Pensión por fallecimiento: quiénes pueden cobrarla y por qué ANSES puede rechazar el trámite
La pensión por fallecimiento es un beneficio del sistema previsional argentino destinado a proteger económicamente a los familiares de una persona fallecida que haya estado jubilada o en actividad.
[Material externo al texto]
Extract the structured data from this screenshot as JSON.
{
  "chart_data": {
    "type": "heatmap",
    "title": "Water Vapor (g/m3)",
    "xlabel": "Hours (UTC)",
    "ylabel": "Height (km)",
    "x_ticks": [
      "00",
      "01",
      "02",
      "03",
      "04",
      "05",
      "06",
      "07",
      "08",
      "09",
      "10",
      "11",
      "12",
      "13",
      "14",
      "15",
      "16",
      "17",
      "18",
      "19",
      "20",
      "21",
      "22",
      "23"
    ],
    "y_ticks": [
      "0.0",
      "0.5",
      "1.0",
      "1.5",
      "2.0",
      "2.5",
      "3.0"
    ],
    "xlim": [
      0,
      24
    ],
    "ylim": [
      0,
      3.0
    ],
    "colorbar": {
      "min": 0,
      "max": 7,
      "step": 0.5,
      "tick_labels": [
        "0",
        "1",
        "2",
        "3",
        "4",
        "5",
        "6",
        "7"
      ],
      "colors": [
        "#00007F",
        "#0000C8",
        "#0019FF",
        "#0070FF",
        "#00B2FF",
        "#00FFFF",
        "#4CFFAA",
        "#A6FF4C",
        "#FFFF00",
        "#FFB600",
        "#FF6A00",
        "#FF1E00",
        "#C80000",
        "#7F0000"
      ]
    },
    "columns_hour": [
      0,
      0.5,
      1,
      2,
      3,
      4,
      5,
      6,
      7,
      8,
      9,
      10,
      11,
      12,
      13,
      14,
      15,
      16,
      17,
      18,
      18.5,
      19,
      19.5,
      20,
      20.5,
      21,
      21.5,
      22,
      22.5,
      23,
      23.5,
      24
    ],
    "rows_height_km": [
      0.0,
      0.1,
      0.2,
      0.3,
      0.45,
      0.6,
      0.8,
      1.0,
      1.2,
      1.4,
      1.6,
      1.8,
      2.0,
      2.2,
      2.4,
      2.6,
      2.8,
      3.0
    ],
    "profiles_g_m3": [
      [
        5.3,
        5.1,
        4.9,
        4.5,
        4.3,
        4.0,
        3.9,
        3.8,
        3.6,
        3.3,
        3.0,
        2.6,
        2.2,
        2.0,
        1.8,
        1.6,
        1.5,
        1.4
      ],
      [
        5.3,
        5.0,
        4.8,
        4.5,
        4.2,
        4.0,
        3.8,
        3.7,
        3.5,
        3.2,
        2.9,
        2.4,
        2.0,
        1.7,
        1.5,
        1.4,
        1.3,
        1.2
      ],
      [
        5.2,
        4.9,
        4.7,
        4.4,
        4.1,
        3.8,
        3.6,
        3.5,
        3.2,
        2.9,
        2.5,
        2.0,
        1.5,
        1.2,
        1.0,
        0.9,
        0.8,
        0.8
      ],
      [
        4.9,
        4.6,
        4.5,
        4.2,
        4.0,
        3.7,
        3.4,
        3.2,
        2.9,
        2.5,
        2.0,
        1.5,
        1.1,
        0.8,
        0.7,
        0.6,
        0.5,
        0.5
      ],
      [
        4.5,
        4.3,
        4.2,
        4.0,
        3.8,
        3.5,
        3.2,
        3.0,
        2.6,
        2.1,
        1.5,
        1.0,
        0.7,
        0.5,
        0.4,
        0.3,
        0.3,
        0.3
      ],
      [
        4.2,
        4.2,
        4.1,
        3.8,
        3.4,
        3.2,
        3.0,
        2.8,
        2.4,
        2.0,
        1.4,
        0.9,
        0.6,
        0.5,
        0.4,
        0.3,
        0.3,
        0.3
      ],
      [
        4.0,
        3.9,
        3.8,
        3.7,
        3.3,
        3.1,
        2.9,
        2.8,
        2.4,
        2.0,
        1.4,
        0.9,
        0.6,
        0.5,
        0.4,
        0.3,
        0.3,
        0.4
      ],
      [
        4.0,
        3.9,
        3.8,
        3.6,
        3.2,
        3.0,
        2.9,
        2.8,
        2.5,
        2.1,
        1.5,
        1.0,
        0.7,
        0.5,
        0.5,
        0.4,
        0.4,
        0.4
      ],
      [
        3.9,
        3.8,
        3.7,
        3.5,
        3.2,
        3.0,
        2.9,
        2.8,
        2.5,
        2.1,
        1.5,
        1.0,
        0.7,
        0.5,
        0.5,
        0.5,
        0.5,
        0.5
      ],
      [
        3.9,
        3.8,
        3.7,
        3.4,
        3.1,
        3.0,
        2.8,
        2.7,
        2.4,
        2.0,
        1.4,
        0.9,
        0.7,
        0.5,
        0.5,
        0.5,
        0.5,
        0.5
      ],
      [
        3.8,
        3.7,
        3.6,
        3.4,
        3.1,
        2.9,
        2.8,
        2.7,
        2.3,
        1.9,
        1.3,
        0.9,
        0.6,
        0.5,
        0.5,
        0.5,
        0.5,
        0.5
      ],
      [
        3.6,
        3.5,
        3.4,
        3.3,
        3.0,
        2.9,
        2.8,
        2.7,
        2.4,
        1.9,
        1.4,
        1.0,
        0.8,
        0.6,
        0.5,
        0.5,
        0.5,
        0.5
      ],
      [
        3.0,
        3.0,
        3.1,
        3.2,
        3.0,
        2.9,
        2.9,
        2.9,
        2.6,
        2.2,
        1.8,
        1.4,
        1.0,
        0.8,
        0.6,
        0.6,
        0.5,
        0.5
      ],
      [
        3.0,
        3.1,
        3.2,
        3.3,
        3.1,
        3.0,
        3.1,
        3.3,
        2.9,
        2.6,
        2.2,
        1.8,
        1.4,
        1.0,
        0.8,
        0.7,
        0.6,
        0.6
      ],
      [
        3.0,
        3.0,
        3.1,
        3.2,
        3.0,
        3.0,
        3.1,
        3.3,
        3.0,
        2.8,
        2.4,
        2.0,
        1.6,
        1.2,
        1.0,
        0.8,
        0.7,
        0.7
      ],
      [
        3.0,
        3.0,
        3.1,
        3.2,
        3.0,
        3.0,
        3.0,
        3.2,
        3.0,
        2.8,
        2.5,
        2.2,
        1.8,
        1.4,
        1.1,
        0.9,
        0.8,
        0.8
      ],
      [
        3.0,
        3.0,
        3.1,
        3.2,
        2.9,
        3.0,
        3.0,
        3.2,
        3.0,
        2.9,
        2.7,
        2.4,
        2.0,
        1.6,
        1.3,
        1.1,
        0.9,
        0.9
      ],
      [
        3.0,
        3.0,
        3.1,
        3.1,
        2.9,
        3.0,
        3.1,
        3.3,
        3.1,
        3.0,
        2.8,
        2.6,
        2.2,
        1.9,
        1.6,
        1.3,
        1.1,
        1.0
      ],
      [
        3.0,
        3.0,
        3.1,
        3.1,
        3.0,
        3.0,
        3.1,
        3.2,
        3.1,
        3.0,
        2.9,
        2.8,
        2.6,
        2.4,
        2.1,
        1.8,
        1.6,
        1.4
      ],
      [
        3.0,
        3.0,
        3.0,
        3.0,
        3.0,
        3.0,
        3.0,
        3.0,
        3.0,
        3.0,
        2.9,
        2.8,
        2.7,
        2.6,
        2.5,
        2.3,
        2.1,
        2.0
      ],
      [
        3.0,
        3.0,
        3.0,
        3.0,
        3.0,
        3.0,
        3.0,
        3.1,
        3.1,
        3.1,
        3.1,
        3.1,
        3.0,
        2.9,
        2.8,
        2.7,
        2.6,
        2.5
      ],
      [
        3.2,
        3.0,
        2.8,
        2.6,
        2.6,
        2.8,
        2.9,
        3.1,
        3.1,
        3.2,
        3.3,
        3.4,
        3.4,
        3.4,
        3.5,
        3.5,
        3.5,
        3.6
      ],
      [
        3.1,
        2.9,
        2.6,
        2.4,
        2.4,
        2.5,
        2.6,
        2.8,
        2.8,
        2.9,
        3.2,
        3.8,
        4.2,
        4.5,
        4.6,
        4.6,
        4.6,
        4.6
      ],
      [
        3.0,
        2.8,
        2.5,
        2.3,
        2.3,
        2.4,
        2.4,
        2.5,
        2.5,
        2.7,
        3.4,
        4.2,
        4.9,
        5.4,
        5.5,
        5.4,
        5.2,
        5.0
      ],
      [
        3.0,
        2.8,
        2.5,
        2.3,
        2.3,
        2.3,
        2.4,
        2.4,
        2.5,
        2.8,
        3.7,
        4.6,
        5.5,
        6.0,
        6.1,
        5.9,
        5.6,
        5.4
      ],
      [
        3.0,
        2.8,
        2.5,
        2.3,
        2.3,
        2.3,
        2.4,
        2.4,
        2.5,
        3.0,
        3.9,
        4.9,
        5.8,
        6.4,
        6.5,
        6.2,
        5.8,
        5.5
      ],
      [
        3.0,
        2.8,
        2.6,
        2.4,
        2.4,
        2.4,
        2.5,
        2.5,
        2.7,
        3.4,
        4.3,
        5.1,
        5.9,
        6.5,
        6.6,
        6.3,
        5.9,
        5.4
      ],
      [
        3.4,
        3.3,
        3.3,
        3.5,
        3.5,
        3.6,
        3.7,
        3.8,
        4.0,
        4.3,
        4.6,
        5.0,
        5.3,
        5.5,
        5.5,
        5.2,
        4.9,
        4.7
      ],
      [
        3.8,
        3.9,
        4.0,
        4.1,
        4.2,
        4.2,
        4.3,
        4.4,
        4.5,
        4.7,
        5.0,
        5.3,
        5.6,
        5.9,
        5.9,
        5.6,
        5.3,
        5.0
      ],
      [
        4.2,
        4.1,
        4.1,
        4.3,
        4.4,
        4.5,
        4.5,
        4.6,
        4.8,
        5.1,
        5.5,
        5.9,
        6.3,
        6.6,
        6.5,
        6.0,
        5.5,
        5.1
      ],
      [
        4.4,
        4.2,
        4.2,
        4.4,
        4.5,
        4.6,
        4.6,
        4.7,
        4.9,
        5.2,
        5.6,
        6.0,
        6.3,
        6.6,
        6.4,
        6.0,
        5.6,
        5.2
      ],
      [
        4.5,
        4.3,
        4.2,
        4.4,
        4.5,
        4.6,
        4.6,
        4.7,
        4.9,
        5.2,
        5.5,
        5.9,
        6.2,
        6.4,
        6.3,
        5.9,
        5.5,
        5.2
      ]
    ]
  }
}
Sin embargo, no se trata de un trámite automático: requiere cumplir condiciones legales y presentar documentación que respalde el derecho.
Dos situaciones posibles
El acceso al beneficio depende de la situación previsional del fallecido:
- Si era jubilado, pueden solicitar la pensión el cónyuge, conviviente o hijos con derecho, siempre que acrediten el vínculo.
- Si estaba en actividad, ANSES evalúa si contaba con aportes suficientes para generar derecho a pensión.
En este último caso, se analiza si el fallecido era aportante regular o irregular, según los meses aportados en los años previos al fallecimiento.
Quiénes pueden acceder
Los posibles beneficiarios son:
- Cónyuge o viudo/a
- Conviviente previsional
- Hijos menores de edad
- Hijos con incapacidad para trabajar
La normativa contempla distintos casos, por lo que no solo el cónyuge tiene derecho al beneficio.
El requisito clave: la convivencia
En el caso de convivientes, es necesario demostrar una convivencia pública y estable:
- Al menos 5 años previos al fallecimiento
- O 2 años si existen hijos en común
La convivencia debe acreditarse con distintos elementos como domicilio compartido, documentación conjunta, contratos, facturas, testimonios u otros registros que respalden la relación.
Motivos frecuentes de rechazo
El trámite puede ser rechazado por diferentes razones, entre ellas:
- Falta de pruebas suficientes de convivencia
- Aportes incompletos o no acreditados del fallecido
- Inconsistencias en la documentación presentada
- Conflictos entre posibles beneficiarios (ex cónyuges o convivientes)
ANSES analiza cada caso en conjunto, considerando todas las pruebas disponibles y no documentos aislados.
Cómo se distribuye el haber
La asignación del beneficio varía según los beneficiarios:
- Con cónyuge o conviviente: corresponde el 70% del haber
- Con cónyuge y hijos: el monto se distribuye entre ellos
- Solo hijos: se reparte entre los beneficiarios con derecho
Cuando un beneficiario pierde el derecho, el monto se recalcula entre quienes continúan cobrando.
Un trámite sensible
La pensión por fallecimiento es uno de los trámites más delicados del sistema previsional, ya que muchas veces las dificultades no están en el derecho en sí, sino en la forma de acreditarlo.
Cada expediente requiere evaluar la historia laboral del fallecido, los vínculos familiares y la documentación disponible, en un contexto donde la protección económica de la familia es el objetivo central del beneficio.